Could Immigration Affect Inflation?

Trump has also pledged to reduce immigration by deporting millions of undocumented immigrants and reinstating policies that force asylum seekers to wait in Mexico while their cases are processed. Goldman Sachs estimates that net immigration could fall to 750,000 people annually, down from 1.75 million recently and 1 million before the pandemic.

The recent surge in immigration has helped ease labor shortages caused by the pandemic, reducing wage pressures and slowing inflation. Reducing immigration could make it harder for employers to find workers, pushing up wages and prices, particularly in industries with a high number of immigrant workers.

For instance, 68% of agricultural workers are immigrants, and 44% of that group lack legal status, according to Farmworker Justice, a nonprofit that advocates for migrant workers. If Trump’s policies were implemented, the impact on inflation could be significant, although the exact extent remains uncertain.

What About Oil Prices in 2025?

Trump has suggested opening more federal land for oil production as a way to reduce gasoline prices.
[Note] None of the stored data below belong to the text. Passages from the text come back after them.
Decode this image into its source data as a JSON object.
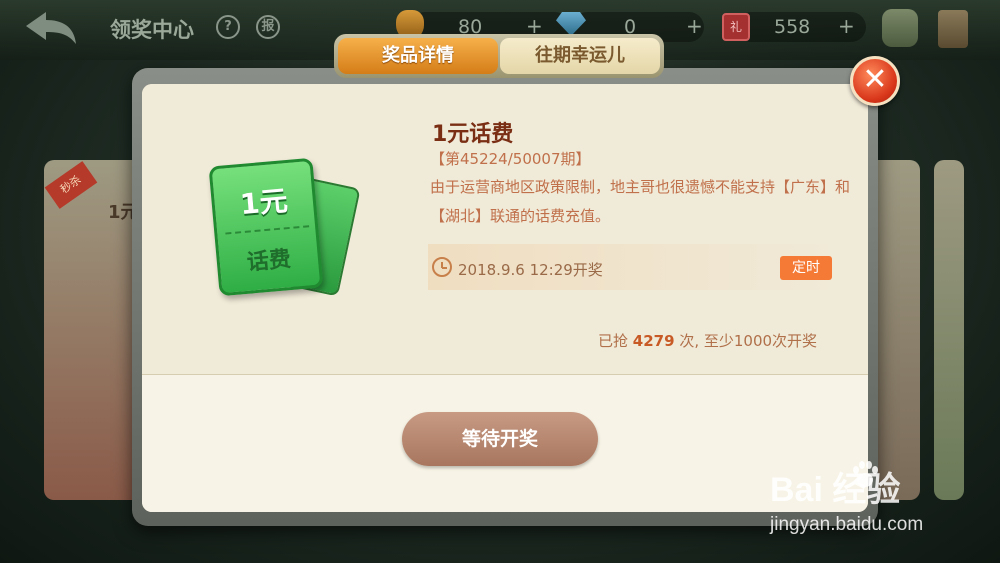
{
  "header": {
    "title": "领奖中心",
    "help_label": "?",
    "report_label": "报",
    "coins": "80",
    "gems": "0",
    "tickets": "558",
    "ticket_icon_text": "礼",
    "plus": "+"
  },
  "background": {
    "left_card_badge": "秒杀",
    "left_card_title": "1元"
  },
  "modal": {
    "tabs": [
      {
        "label": "奖品详情",
        "active": true
      },
      {
        "label": "往期幸运儿",
        "active": false
      }
    ],
    "close_label": "✕",
    "prize_card": {
      "amount": "1元",
      "kind": "话费"
    },
    "prize_name": "1元话费",
    "period": "【第45224/50007期】",
    "description": "由于运营商地区政策限制，地主哥也很遗憾不能支持【广东】和【湖北】联通的话费充值。",
    "draw_time": "2018.9.6  12:29开奖",
    "timed_badge": "定时",
    "grabbed_prefix": "已抢",
    "grabbed_count": "4279",
    "grabbed_suffix": "次, 至少1000次开奖",
    "wait_button": "等待开奖"
  },
  "watermark": {
    "logo": "Bai   经验",
    "url": "jingyan.baidu.com"
  },
  "colors": {
    "accent_orange": "#d47d18",
    "prize_green": "#2fae45",
    "title_brown": "#7a2e14",
    "timed_badge": "#f57a36"
  }
}
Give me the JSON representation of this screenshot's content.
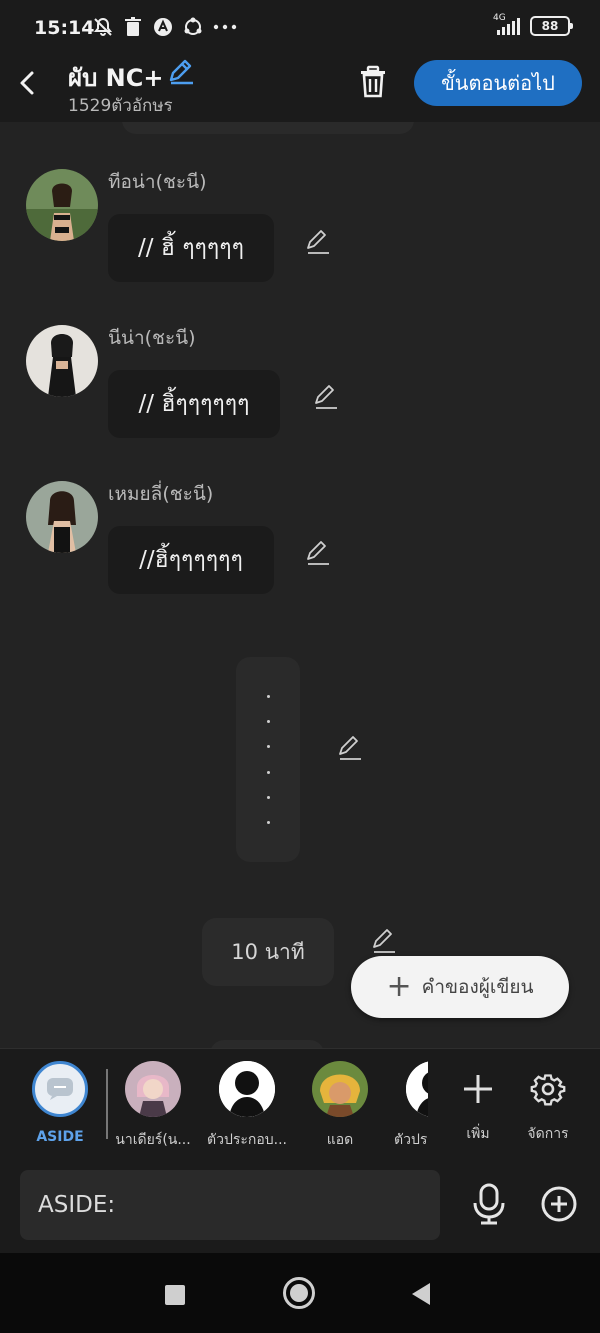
{
  "status_bar": {
    "time": "15:14",
    "network": "4G",
    "battery": "88",
    "icons": [
      "bell-off-icon",
      "trash-status-icon",
      "app-a-icon",
      "sync-icon",
      "more-dots-icon"
    ]
  },
  "header": {
    "title": "ผับ NC+",
    "char_count": "1529ตัวอักษร",
    "next_button": "ขั้นตอนต่อไป"
  },
  "messages": [
    {
      "name": "ทีอน่า(ชะนี)",
      "text": "// ฮิ้ ๆๆๆๆๆ"
    },
    {
      "name": "นีน่า(ชะนี)",
      "text": "// ฮิ้ๆๆๆๆๆๆ"
    },
    {
      "name": "เหมยลี่(ชะนี)",
      "text": "//ฮิ้ๆๆๆๆๆๆ"
    }
  ],
  "time_chip": "10 นาที",
  "author_button": "คำของผู้เขียน",
  "characters": [
    {
      "label": "ASIDE"
    },
    {
      "label": "นาเดียร์(น..."
    },
    {
      "label": "ตัวประกอบ..."
    },
    {
      "label": "แอด"
    },
    {
      "label": "ตัวปร"
    }
  ],
  "tools": {
    "add_label": "เพิ่ม",
    "manage_label": "จัดการ"
  },
  "input": {
    "placeholder": "ASIDE:"
  },
  "colors": {
    "accent": "#1f6fc2",
    "background": "#232323",
    "bubble": "#1b1b1b"
  }
}
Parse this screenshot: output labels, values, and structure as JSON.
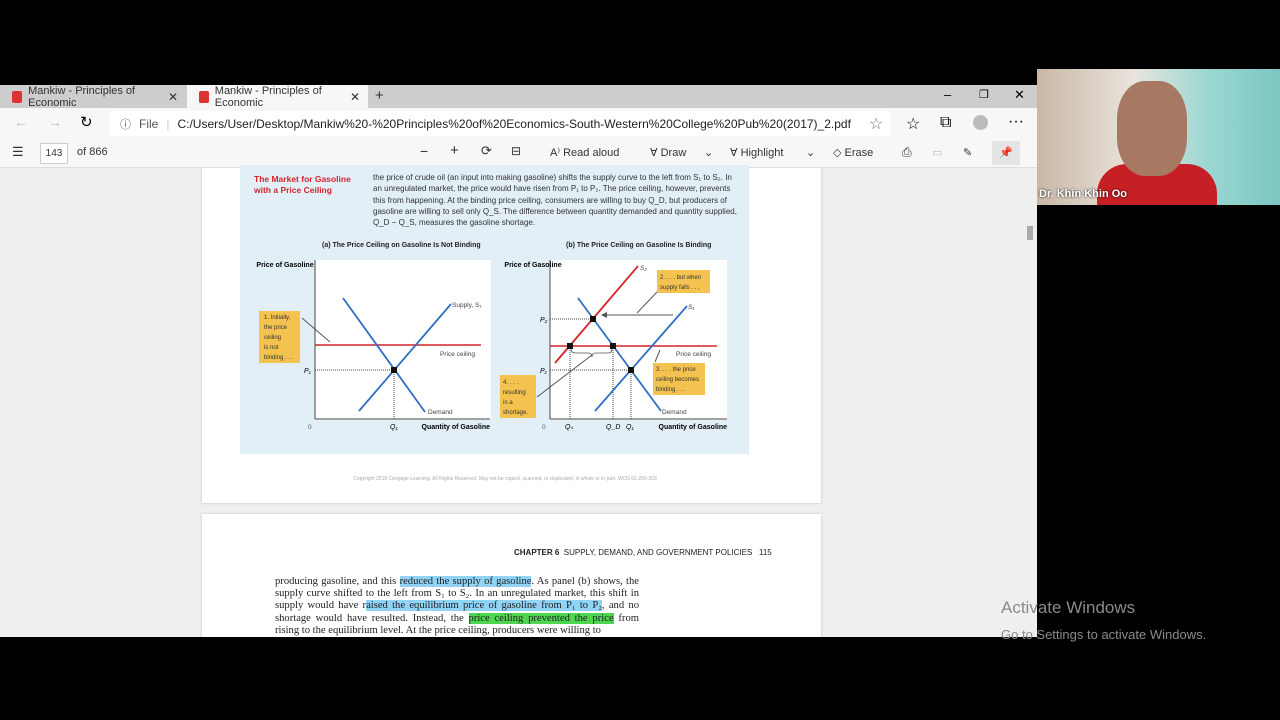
{
  "browser": {
    "tabs": [
      {
        "title": "Mankiw - Principles of Economic"
      },
      {
        "title": "Mankiw - Principles of Economic"
      }
    ],
    "file_label": "File",
    "url": "C:/Users/User/Desktop/Mankiw%20-%20Principles%20of%20Economics-South-Western%20College%20Pub%20(2017)_2.pdf"
  },
  "pdf_toolbar": {
    "page": "143",
    "of": "of 866",
    "read_aloud": "Read aloud",
    "draw": "Draw",
    "highlight": "Highlight",
    "erase": "Erase"
  },
  "figure": {
    "title": "The Market for Gasoline with a Price Ceiling",
    "caption": "the price of crude oil (an input into making gasoline) shifts the supply curve to the left from S₁ to S₂. In an unregulated market, the price would have risen from P₁ to P₂. The price ceiling, however, prevents this from happening. At the binding price ceiling, consumers are willing to buy Q_D, but producers of gasoline are willing to sell only Q_S. The difference between quantity demanded and quantity supplied, Q_D − Q_S, measures the gasoline shortage.",
    "panel_a": {
      "title": "(a) The Price Ceiling on Gasoline Is Not Binding",
      "ylabel": "Price of Gasoline",
      "xlabel": "Quantity of Gasoline",
      "zero": "0",
      "q1": "Q₁",
      "p1": "P₁",
      "supply": "Supply, S₁",
      "demand": "Demand",
      "ceiling": "Price ceiling",
      "note1": [
        "1. Initially,",
        "the price",
        "ceiling",
        "is not",
        "binding . . ."
      ]
    },
    "panel_b": {
      "title": "(b) The Price Ceiling on Gasoline Is Binding",
      "ylabel": "Price of Gasoline",
      "xlabel": "Quantity of Gasoline",
      "zero": "0",
      "qs": "Qₛ",
      "qd": "Q_D",
      "q1": "Q₁",
      "p1": "P₁",
      "p2": "P₂",
      "s1": "S₁",
      "s2": "S₂",
      "demand": "Demand",
      "ceiling": "Price ceiling",
      "note2": [
        "2. . . . but when",
        "supply falls . . ."
      ],
      "note3": [
        "3. . . . the price",
        "ceiling becomes",
        "binding . . ."
      ],
      "note4": [
        "4. . . .",
        "resulting",
        "in a",
        "shortage."
      ]
    },
    "copyright": "Copyright 2018 Cengage Learning. All Rights Reserved. May not be copied, scanned, or duplicated, in whole or in part. WCN 02-200-203"
  },
  "next_page": {
    "chapter": "CHAPTER 6",
    "chapter_title": "SUPPLY, DEMAND, AND GOVERNMENT POLICIES",
    "page_number": "115",
    "t1": "producing gasoline, and this ",
    "h1": "reduced the supply of gasoline",
    "t2": ". As panel (b) shows, the supply curve shifted to the left from S₁ to S₂. In an unregulated market, this shift in supply would have r",
    "h2": "aised the equilibrium price of gasoline from P₁ to P₂",
    "t3": ", and no shortage would have resulted. Instead, the ",
    "h3": "price ceiling prevented the price",
    "t4": " from rising to the equilibrium level. At the price ceiling, producers were willing to"
  },
  "webcam": {
    "name": "Dr. Khin Khin Oo"
  },
  "watermark": {
    "title": "Activate Windows",
    "subtitle": "Go to Settings to activate Windows."
  },
  "colors": {
    "supply_demand": "#2f6fc4",
    "ceiling_s2": "#d4242b",
    "note_box": "#f3c24f"
  }
}
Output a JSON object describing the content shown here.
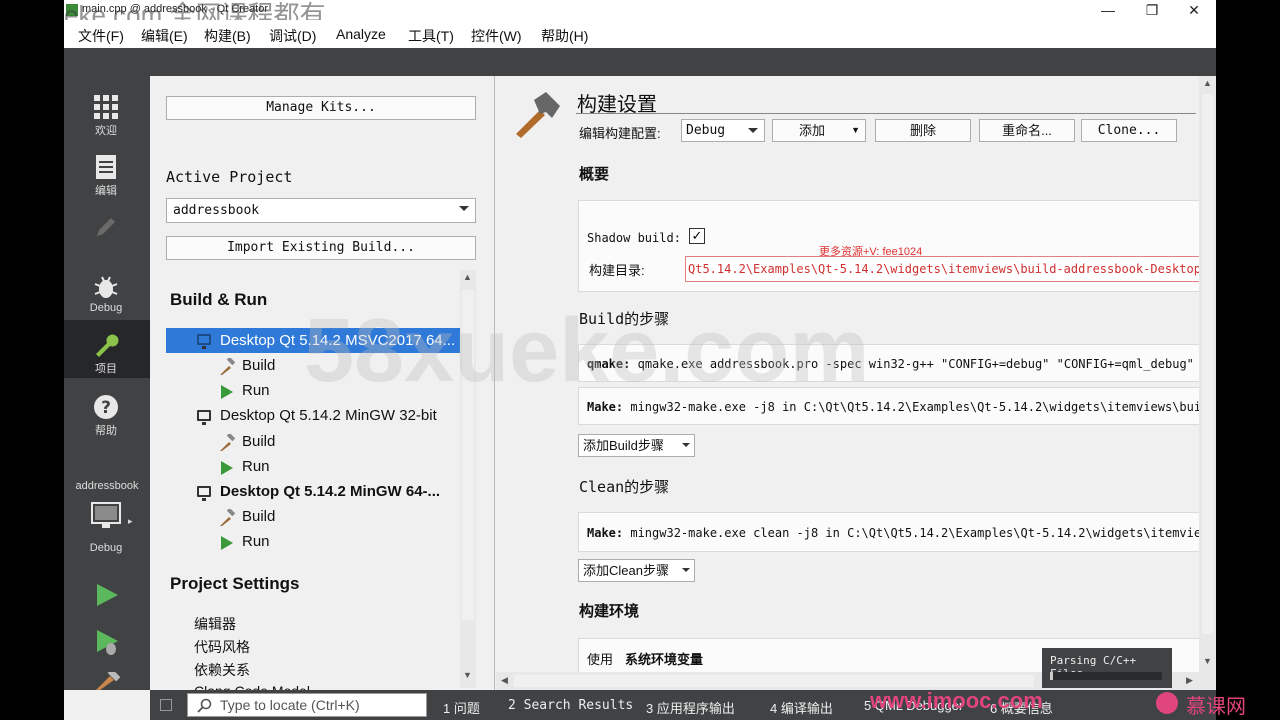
{
  "window": {
    "title": "main.cpp @ addressbook - Qt Creator",
    "watermark": "eke.com 全网课程都有"
  },
  "menu": [
    "文件(F)",
    "编辑(E)",
    "构建(B)",
    "调试(D)",
    "Analyze",
    "工具(T)",
    "控件(W)",
    "帮助(H)"
  ],
  "modes": [
    {
      "label": "欢迎",
      "icon": "grid-icon"
    },
    {
      "label": "编辑",
      "icon": "document-icon"
    },
    {
      "label": "",
      "icon": "pencil-icon"
    },
    {
      "label": "Debug",
      "icon": "bug-icon"
    },
    {
      "label": "项目",
      "icon": "wrench-icon"
    },
    {
      "label": "帮助",
      "icon": "help-icon"
    }
  ],
  "target": {
    "project": "addressbook",
    "mode": "Debug"
  },
  "left": {
    "manage_kits": "Manage Kits...",
    "active_project_label": "Active Project",
    "active_project_value": "addressbook",
    "import_build": "Import Existing Build...",
    "build_run_heading": "Build & Run",
    "kits": [
      {
        "name": "Desktop Qt 5.14.2 MSVC2017 64...",
        "build": "Build",
        "run": "Run"
      },
      {
        "name": "Desktop Qt 5.14.2 MinGW 32-bit",
        "build": "Build",
        "run": "Run"
      },
      {
        "name": "Desktop Qt 5.14.2 MinGW 64-...",
        "build": "Build",
        "run": "Run"
      }
    ],
    "project_settings_heading": "Project Settings",
    "settings": [
      "编辑器",
      "代码风格",
      "依赖关系",
      "Clang Code Model"
    ]
  },
  "right": {
    "title": "构建设置",
    "edit_config_label": "编辑构建配置:",
    "config_value": "Debug",
    "add_button": "添加",
    "delete_button": "删除",
    "rename_button": "重命名...",
    "clone_button": "Clone...",
    "overview_heading": "概要",
    "shadow_build_label": "Shadow build:",
    "shadow_build_checked": "✓",
    "build_dir_label": "构建目录:",
    "build_dir_value": "Qt5.14.2\\Examples\\Qt-5.14.2\\widgets\\itemviews\\build-addressbook-Desktop",
    "overlay_text": "更多资源+V: fee1024",
    "build_steps_heading": "Build的步骤",
    "qmake_label": "qmake:",
    "qmake_value": "qmake.exe addressbook.pro -spec win32-g++ \"CONFIG+=debug\" \"CONFIG+=qml_debug\"",
    "make_label": "Make:",
    "make_value": "mingw32-make.exe -j8 in C:\\Qt\\Qt5.14.2\\Examples\\Qt-5.14.2\\widgets\\itemviews\\bui",
    "add_build_step": "添加Build步骤",
    "clean_steps_heading": "Clean的步骤",
    "clean_make_label": "Make:",
    "clean_make_value": "mingw32-make.exe clean -j8 in C:\\Qt\\Qt5.14.2\\Examples\\Qt-5.14.2\\widgets\\itemvie",
    "add_clean_step": "添加Clean步骤",
    "env_heading": "构建环境",
    "env_use": "使用",
    "env_value": "系统环境变量"
  },
  "bottom": {
    "locator_placeholder": "Type to locate (Ctrl+K)",
    "tabs": [
      "1 问题",
      "2 Search Results",
      "3 应用程序输出",
      "4 编译输出",
      "5 QML Debugger",
      "6 概要信息"
    ]
  },
  "parsing_text": "Parsing C/C++ Files",
  "branding": {
    "url": "www.imooc.com",
    "name": "慕课网"
  }
}
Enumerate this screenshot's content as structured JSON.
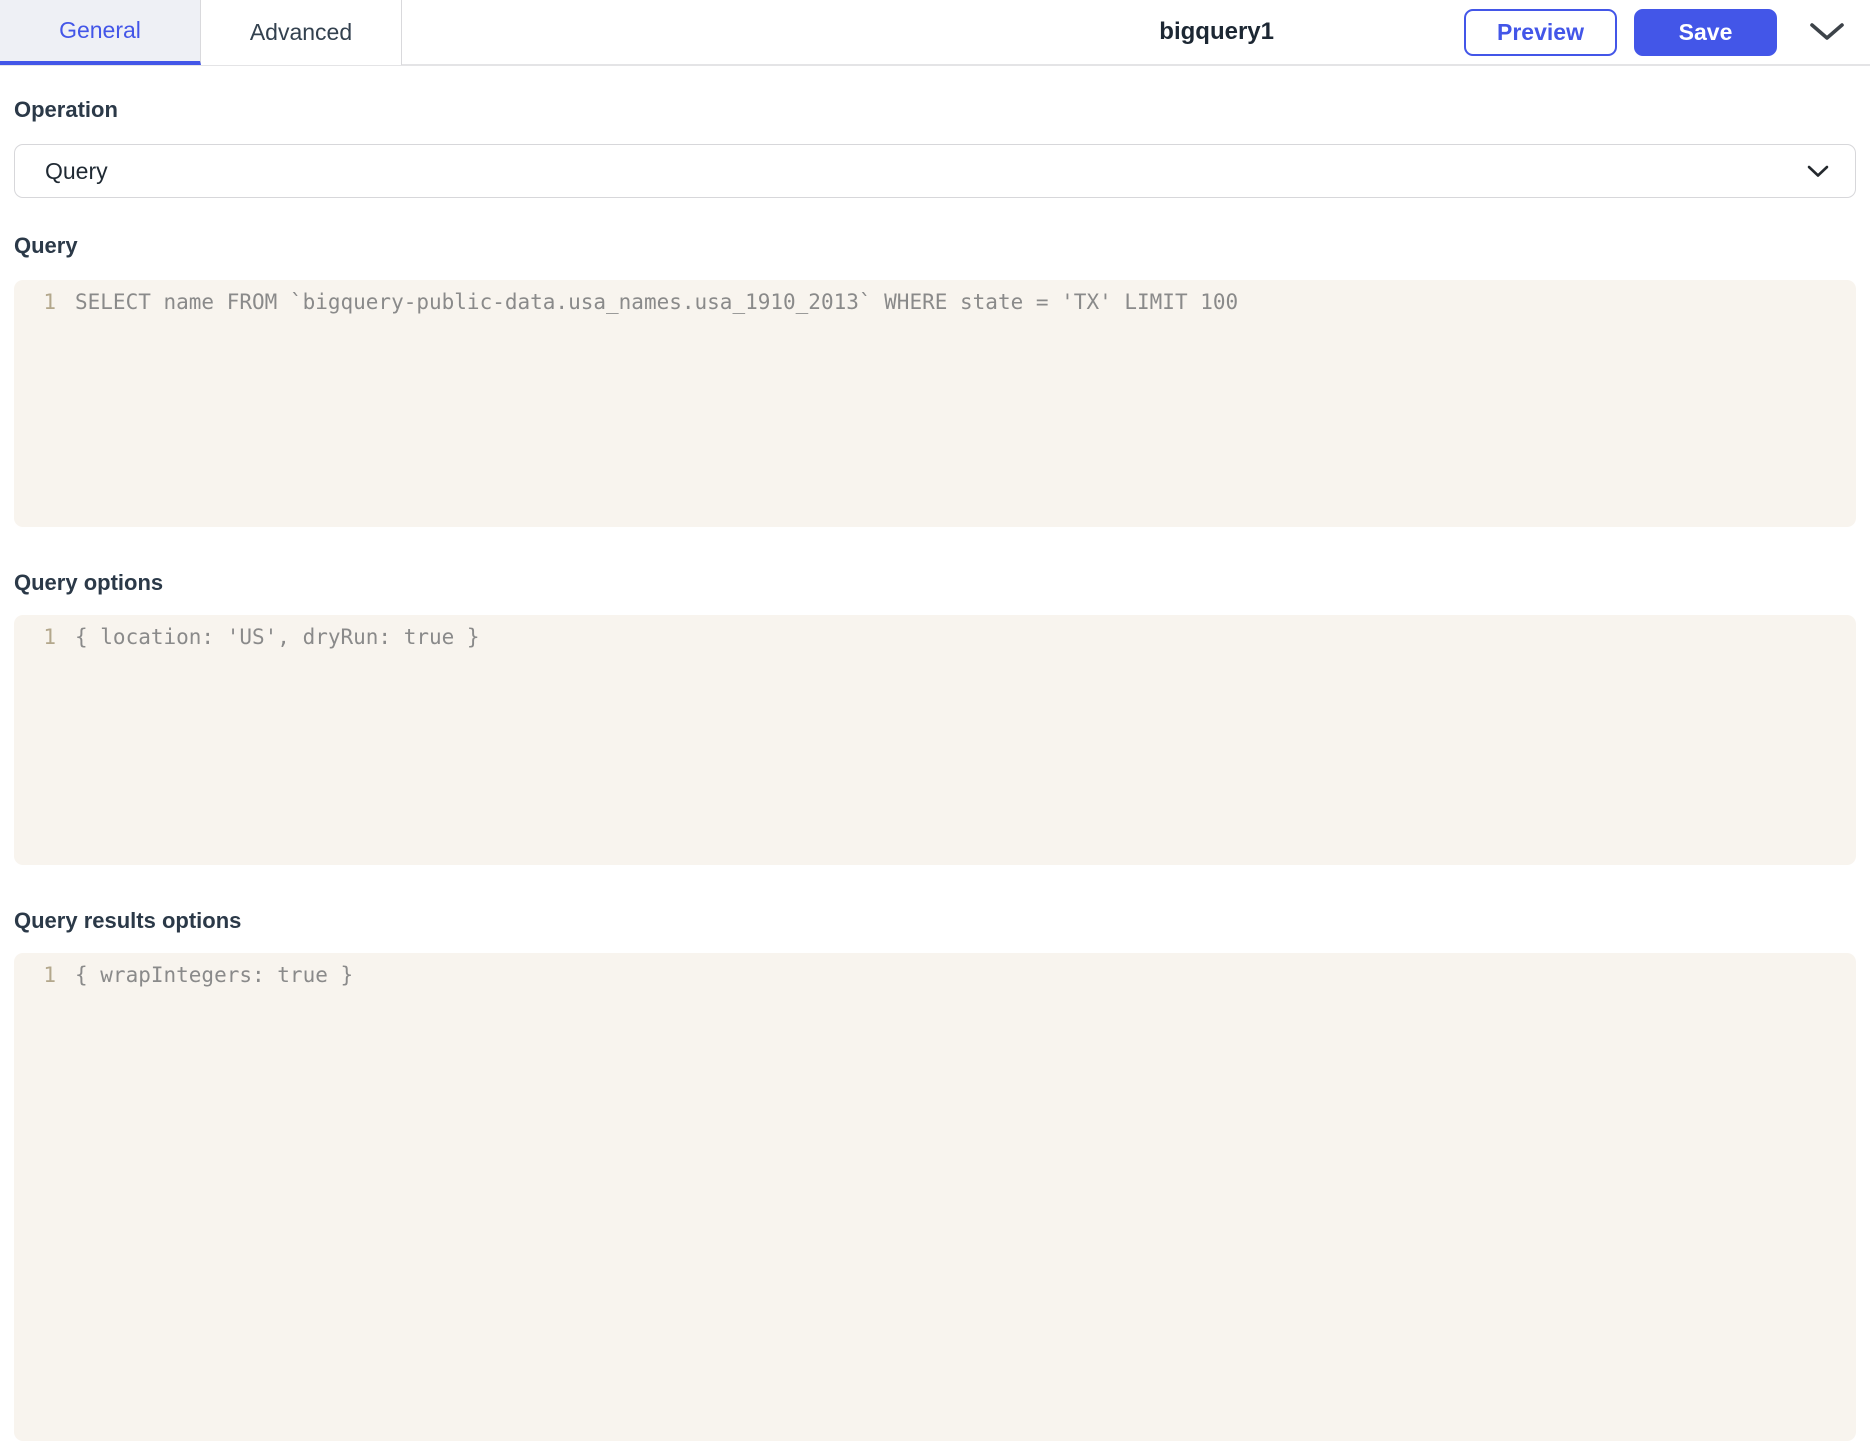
{
  "header": {
    "tabs": {
      "general": "General",
      "advanced": "Advanced"
    },
    "title": "bigquery1",
    "buttons": {
      "preview": "Preview",
      "save": "Save"
    },
    "icons": {
      "more": "chevron-down-icon"
    }
  },
  "operation": {
    "label": "Operation",
    "value": "Query",
    "icon": "chevron-down-icon"
  },
  "query": {
    "label": "Query",
    "line_number": "1",
    "code": "SELECT name FROM `bigquery-public-data.usa_names.usa_1910_2013` WHERE state = 'TX' LIMIT 100"
  },
  "query_options": {
    "label": "Query options",
    "line_number": "1",
    "code": "{ location: 'US', dryRun: true }"
  },
  "query_results_options": {
    "label": "Query results options",
    "line_number": "1",
    "code": "{ wrapIntegers: true }"
  },
  "colors": {
    "accent_blue": "#4356e8",
    "tab_active_bg": "#eef0f5",
    "tab_text": "#33414f",
    "editor_bg": "#f8f4ee",
    "line_number": "#b3a78c",
    "code_text": "#8a8a8a",
    "heading_text": "#2b3948",
    "title_text": "#1c2733",
    "header_border": "#e4e4e6",
    "select_border": "#d7d7da"
  }
}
While this could help lower gas prices, it wouldn’t affect core inflation measures, which exclude food and energy.

Energy and food prices are highly volatile, reacting to shifts in global commodities like oil and wheat. The Fed tends to focus on more stable price changes that reflect consumer and business demand, which can be influenced by interest rates.

U.S. oil production is already at a record high, and oil prices are currently at their lowest point in nearly four years, at $69 per barrel.

Will Prices Ever Fall?

Though inflation has slowed, average consumer prices rarely decline. Economic growth and a rising population drive demand, which tends to keep prices up. If prices were to fall broadly, it would be a sign of deflation, which signals a weakening economy. Deflation can create a vicious cycle, as consumers delay purchases in anticipation of falling prices, leading to even lower demand, weaker growth, and further price reductions.

As supply chain disruptions from the pandemic have eased, prices for some goods, like furniture, appliances, and used cars, have dropped. However, they remain higher than before the pandemic. Similarly, oil and gas prices have come down due to lower global demand and increased production.

The prices of other goods, such as groceries and rent, have continued to rise, albeit at a slower pace, driven in part by sustained consumer demand.